Algebraic expressions allow us to model real-world problems with mathematical statements that can be manipulated. Understanding how to work with these is key to solving equations. When combining like terms in an expression, you simplify it by adding or subtracting coefficients of variables that are the same. Let's look at an example:

• Combine \( 5x \) and \( -x \) to get \( 4x \).
• Add or subtract constants, like \( 6 \) and \(- 2 \), to simplify further.

This helps in streamlining the equation to make solving simpler. Remember, the goal is to turn complex expressions into simpler ones for easy problem-solving.

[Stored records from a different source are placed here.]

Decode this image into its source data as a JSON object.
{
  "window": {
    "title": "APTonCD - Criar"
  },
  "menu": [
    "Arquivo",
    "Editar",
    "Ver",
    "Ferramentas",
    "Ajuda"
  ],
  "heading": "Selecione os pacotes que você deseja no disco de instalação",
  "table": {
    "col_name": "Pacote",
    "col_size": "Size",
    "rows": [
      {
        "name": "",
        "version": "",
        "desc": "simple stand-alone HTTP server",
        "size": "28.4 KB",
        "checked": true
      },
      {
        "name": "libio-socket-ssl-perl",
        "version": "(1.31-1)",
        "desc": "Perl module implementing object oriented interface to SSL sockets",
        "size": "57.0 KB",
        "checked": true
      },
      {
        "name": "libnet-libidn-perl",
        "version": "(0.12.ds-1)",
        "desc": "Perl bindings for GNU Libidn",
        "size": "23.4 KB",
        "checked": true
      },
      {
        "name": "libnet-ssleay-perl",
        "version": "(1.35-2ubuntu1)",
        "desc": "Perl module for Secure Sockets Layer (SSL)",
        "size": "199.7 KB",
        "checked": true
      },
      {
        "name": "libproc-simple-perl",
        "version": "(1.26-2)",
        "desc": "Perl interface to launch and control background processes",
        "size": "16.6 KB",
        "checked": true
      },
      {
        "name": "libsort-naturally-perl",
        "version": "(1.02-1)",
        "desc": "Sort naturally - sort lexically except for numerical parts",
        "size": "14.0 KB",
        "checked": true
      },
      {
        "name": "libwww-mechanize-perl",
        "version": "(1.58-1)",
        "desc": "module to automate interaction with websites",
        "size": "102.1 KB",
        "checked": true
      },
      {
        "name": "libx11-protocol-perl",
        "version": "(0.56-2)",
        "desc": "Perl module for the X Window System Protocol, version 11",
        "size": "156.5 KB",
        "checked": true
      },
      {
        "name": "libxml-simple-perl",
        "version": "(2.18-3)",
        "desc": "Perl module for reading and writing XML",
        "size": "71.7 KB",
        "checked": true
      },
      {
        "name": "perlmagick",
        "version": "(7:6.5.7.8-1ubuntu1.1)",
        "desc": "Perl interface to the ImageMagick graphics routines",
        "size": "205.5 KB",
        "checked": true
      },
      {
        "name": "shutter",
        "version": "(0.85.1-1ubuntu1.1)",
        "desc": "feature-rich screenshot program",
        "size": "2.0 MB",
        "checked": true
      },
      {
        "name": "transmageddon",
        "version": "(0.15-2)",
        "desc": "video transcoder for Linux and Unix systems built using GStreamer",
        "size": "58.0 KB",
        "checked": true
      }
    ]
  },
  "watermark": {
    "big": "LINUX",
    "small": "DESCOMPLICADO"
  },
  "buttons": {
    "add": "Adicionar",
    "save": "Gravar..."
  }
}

The distributive property is a key concept that allows you to multiply a single term by terms within a bracket or parentheses. It is expressed as \( a(b + c) = ab + ac \). This property is pivotal when working with algebraic expressions and solving equations.
In the given problem, using the distributive property involves multiplying each term inside the parentheses by \( -1 \) in \( -(6-x) \), and \( 2 \) in \( 2(x-7) \).

• For \( -(6-x) \), distribute the negation: \(-1 \cdot 6 + (-1) \cdot (-x) = -6 + x \).
• For \( 2(x-7) \), distribute the \( 2 \): \( 2 \cdot x + 2 \cdot (-7) = 2x - 14 \).

Understanding how to apply this property correctly will significantly simplify complex expressions and allow you to manipulate equations more effectively. It is crucial to always perform distribution carefully to avoid errors in calculation.

Linear equations are equations that make a straight line when graphed. They often appear in the form \( ax + b = 0 \), where \( a \) and \( b \) are constants, and \( x \) is a variable. Solving linear equations is all about finding the value of the variable that makes the equation true.
In this exercise, after simplifying both sides, we have the linear equation \( 6x - 6 = 2x - 14 \). The steps to solve it included:

• Moving variables to one side: by subtracting \( 2x \) from both sides, we align variables toward the left side, resulting in \( 4x - 6 = -14 \).
• Isolating the variable: by adding \( 6 \) to both sides to remove constant terms, we achieve \( 4x = -8 \).
• Solving for the variable: finally, dividing by \( 4 \) gives \( x = -2 \).

Solving linear equations involves manipulating both sides of the equation to isolate the variable, making it straightforward to find its value. By mastering these steps, you can tackle a wide range of linear equations with confidence.